Sivan seems hyper-aware that his experience – coming out to a very accepting family, connecting with a public that embraced him, having a platform to express the nuances of his romantic life – is far from universal for young gay men. “I don’t think I’ll ever understand everyone’s experience,” he says, kneading his lips with his long fingers as he searches for the right words. “I’ve had it infinitely easier than a lot of [members of the community] have had. I’m aware of that. So if I am going to be put in this position, let me at least try to give the platform to the people telling these stories.”
In an interview promoting In a Dream in 2020, Sivan said he hoped “to f---ing god” his next release would be “a falling-in-love album – or maybe it’s an ‘I’m single and happy and at peace’ album”. I ask where he finds himself on that spectrum. “It’s a combination of the two, it’s just that I’m not falling in love with somebody else. I’m kind of falling in love with everyone and with … life.”

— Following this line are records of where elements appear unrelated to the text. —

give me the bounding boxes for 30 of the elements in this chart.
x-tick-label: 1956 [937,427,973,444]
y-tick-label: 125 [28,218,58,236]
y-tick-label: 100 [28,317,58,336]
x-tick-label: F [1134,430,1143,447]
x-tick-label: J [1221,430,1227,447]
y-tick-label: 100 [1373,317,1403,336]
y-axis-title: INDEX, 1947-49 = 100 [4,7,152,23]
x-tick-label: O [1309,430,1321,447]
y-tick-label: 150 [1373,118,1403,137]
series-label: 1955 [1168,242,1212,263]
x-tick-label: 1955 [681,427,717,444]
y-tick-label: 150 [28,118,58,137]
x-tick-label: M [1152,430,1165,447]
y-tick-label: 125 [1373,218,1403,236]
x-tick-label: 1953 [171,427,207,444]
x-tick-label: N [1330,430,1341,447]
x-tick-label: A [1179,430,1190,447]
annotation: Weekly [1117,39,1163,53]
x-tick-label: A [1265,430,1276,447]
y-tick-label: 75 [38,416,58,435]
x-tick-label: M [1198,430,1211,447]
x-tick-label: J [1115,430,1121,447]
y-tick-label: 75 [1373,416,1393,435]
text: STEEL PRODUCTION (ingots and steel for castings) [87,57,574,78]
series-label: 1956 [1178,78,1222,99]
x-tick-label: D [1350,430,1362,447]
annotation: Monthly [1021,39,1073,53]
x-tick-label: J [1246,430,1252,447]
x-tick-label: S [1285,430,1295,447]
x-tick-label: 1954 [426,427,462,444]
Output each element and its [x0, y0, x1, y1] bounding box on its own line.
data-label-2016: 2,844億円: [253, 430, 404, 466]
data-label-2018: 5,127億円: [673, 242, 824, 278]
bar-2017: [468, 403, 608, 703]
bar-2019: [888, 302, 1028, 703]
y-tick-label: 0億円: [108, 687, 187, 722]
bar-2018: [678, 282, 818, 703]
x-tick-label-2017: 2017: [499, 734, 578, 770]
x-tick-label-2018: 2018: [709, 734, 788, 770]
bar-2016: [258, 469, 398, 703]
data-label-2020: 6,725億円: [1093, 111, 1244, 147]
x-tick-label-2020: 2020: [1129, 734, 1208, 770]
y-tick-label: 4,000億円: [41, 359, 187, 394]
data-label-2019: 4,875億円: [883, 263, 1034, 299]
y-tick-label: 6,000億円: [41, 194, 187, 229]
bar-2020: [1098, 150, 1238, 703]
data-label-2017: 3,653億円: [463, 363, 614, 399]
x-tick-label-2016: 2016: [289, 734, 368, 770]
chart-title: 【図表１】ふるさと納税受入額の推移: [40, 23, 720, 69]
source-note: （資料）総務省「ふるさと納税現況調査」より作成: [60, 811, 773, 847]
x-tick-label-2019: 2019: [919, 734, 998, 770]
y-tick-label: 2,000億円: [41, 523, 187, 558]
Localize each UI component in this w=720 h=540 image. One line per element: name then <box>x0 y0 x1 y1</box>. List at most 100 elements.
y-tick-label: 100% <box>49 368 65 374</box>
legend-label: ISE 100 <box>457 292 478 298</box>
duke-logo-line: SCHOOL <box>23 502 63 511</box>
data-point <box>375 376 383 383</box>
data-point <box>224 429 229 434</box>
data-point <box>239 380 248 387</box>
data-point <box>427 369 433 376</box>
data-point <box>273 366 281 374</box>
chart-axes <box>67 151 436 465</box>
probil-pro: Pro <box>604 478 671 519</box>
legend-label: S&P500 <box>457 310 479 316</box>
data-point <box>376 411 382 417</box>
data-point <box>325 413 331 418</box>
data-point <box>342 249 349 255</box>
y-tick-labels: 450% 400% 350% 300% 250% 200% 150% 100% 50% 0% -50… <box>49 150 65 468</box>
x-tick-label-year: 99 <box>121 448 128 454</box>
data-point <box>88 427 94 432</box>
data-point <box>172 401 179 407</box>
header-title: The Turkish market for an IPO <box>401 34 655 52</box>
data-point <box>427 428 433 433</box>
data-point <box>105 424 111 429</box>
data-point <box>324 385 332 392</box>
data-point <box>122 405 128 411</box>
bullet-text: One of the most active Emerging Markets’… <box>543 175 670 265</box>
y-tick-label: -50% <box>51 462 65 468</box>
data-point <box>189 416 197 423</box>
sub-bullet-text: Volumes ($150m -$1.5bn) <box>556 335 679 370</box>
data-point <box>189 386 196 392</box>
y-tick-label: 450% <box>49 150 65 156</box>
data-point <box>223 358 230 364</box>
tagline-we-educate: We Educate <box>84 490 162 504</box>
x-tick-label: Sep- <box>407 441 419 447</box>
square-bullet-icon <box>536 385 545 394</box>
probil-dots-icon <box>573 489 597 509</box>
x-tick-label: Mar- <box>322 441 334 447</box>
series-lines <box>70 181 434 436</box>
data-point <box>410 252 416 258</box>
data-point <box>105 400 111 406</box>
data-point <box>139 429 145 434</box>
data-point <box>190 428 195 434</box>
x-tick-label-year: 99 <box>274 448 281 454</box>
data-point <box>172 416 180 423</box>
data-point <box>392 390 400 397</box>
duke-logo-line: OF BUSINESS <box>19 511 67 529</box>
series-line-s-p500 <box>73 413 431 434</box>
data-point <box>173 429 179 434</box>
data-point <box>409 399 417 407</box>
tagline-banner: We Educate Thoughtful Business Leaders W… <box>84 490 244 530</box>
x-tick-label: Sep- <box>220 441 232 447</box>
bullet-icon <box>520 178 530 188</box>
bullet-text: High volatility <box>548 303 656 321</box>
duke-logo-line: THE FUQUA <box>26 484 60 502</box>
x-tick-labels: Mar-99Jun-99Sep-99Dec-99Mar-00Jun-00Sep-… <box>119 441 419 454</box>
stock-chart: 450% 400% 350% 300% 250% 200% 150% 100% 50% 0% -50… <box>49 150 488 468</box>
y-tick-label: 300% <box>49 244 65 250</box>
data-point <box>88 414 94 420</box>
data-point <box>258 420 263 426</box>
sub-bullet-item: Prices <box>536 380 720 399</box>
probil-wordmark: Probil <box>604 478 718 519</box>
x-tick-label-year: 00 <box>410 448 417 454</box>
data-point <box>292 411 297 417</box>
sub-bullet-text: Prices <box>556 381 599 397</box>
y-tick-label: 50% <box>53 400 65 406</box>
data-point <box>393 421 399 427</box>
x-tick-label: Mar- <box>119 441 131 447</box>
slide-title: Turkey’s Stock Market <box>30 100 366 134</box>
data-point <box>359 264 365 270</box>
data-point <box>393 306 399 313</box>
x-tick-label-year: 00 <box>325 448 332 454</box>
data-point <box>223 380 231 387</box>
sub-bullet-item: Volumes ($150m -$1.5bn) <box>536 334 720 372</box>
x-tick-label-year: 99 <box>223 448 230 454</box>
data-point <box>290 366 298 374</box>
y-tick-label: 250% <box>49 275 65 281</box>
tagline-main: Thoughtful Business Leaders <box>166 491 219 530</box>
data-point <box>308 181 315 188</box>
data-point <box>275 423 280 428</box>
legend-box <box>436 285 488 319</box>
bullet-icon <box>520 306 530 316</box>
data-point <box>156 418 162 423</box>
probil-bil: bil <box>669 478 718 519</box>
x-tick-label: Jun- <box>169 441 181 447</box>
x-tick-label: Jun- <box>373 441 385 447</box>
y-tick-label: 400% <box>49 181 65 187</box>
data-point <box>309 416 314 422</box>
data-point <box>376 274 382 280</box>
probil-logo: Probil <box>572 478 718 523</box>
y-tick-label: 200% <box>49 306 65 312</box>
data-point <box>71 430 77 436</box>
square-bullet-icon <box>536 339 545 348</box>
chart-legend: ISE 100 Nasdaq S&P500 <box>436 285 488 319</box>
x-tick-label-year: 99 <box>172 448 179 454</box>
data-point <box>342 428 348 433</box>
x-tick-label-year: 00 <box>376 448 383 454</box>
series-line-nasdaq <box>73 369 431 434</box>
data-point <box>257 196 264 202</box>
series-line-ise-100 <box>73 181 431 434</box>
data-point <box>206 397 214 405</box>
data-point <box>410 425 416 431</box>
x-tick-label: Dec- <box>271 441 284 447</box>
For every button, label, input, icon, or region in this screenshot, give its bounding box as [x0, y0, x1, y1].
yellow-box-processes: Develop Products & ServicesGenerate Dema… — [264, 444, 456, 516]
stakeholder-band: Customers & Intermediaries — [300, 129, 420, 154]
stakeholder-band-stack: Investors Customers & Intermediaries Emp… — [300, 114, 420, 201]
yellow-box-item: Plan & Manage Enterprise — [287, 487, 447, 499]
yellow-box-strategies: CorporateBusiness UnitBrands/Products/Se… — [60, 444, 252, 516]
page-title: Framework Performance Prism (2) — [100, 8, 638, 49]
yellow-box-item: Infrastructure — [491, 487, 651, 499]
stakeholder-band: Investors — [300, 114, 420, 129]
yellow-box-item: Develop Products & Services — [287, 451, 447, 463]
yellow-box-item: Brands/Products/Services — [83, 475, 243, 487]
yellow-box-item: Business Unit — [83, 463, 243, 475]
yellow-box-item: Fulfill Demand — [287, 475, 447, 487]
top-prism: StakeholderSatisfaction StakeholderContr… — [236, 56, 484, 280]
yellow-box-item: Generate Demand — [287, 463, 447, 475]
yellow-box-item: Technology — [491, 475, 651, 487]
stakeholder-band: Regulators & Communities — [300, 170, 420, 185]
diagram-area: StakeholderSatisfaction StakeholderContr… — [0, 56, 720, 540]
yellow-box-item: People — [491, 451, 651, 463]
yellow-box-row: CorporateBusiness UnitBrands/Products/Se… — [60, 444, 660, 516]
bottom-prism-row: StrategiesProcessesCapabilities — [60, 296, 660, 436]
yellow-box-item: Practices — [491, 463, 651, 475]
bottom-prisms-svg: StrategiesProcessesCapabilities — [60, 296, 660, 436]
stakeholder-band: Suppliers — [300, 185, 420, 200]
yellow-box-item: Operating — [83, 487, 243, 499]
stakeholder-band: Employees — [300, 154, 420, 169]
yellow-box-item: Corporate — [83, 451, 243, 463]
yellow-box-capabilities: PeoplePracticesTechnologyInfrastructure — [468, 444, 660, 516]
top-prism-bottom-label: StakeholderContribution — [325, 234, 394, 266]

He’s not “on the apps” so much lately – that was “a fun, brief chapter” that mostly just fed the illusion that he was being “active and productive” about meeting someone. Which he wants to do – soon. “When it comes to looking for something more long-term, with my current travel schedule … only recently have I actually admitted to myself it’s impossible. Which is a bummer.“
For all the scaffolding of normality he’s erected around his daily life in Melbourne – the previous weekend was spent binge-watching Harry Potter movies with his brother; his local kebab shop is one of his favourite places to eat – he knows that with a life like his, finding a partner is complicated. “I went on a great date in Melbourne last week and I was like, ‘See you in two months for the second one?’ It doesn’t really work.” That said, now that the album’s out, “I’m willing to make some sacrifices on the work front to be able to go on a second date with someone.”
As we head out of the hotel after our interview, the skies are clear and Sivan is headed to the beach, finally. But downtime is still out of reach – he’s off for a photoshoot. Staying in one place long enough for a second date might be tempting, but for now he’s still in “foo-foo world”. As he hops in the car to plan his return to earth, Sivan leaves behind a cloud of bergamot and cedarwood. It lingers long after he’s gone.